Operating Earnings: calculated according to GAAP, excluding one-time events called out in earnings releases, such as restructuring activities and sales of marketable securities.
Operating Cash Flow: calculated according to GAAP, excluding gains on sales of investments and securities.
Revenue Growth: calculated as the year-over-year percentage increase in net sales after discounts according to GAAP, adjusted for the impact of mergers, acquisitions, and divestitures in excess of $50 million.

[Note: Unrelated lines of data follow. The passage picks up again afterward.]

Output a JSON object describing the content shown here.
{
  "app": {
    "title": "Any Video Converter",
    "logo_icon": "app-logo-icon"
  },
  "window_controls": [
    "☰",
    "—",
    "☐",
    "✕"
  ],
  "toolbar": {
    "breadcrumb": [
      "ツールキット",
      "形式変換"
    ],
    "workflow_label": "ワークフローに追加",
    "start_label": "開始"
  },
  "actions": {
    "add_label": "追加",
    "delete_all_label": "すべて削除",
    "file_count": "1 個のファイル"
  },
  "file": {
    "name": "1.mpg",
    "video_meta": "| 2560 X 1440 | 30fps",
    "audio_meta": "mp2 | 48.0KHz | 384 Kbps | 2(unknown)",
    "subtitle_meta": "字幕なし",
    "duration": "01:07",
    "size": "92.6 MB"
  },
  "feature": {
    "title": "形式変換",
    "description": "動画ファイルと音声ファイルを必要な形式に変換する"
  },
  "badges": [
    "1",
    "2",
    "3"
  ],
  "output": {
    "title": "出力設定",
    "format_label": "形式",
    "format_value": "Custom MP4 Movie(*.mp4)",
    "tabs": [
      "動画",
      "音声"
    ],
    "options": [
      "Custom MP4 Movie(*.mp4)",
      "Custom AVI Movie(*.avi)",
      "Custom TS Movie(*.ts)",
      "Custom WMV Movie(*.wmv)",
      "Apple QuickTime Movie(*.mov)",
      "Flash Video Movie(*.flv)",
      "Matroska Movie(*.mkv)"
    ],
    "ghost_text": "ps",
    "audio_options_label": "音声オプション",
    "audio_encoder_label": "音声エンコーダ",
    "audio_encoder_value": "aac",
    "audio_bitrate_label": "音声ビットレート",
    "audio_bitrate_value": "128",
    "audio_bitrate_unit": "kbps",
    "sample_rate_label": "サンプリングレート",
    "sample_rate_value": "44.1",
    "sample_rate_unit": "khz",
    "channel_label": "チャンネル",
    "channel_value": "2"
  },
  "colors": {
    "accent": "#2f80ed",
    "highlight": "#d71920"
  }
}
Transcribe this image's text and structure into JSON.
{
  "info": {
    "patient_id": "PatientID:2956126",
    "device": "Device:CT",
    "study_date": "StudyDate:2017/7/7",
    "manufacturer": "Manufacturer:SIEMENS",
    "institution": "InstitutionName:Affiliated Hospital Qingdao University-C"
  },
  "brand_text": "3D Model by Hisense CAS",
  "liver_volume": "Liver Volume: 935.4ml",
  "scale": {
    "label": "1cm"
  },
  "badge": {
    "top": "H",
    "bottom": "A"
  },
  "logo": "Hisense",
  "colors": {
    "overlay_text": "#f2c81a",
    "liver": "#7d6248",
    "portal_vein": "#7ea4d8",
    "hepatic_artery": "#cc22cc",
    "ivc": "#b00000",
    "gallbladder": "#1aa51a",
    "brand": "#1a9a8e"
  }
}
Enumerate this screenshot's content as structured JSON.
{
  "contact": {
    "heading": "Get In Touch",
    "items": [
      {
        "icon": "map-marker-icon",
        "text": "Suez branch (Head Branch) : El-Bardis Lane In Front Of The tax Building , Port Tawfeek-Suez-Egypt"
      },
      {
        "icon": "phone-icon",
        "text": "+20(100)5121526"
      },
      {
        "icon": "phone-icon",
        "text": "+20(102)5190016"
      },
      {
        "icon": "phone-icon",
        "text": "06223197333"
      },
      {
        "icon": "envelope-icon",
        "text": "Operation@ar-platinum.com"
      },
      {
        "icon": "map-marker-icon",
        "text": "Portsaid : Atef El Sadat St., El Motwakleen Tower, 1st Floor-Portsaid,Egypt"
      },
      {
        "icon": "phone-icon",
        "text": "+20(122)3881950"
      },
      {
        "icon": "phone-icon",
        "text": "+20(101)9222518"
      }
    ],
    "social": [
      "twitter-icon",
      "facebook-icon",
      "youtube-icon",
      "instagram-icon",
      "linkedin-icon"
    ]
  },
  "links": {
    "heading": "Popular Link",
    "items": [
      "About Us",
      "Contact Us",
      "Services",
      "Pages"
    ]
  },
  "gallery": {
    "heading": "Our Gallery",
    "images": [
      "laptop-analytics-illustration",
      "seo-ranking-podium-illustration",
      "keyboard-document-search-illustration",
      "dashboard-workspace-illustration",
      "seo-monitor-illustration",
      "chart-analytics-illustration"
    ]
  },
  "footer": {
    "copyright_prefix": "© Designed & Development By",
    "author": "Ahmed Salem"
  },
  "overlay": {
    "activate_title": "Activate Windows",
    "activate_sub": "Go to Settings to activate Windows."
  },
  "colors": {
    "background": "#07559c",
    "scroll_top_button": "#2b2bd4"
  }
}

Quality: combination of measures of customer satisfaction, reliability, and cost of poor quality, as defined by Motorola senior leaders.
If a term is used in the Plan, but not defined, it has the meaning given such term in the Omnibus Plan.
Applicable Law
To the extent not preempted by federal law, or otherwise provided by local law, the Plan will be construed in accordance with, and governed by, the laws of the state of Illinois without giving effect to the principles of conflicts of laws.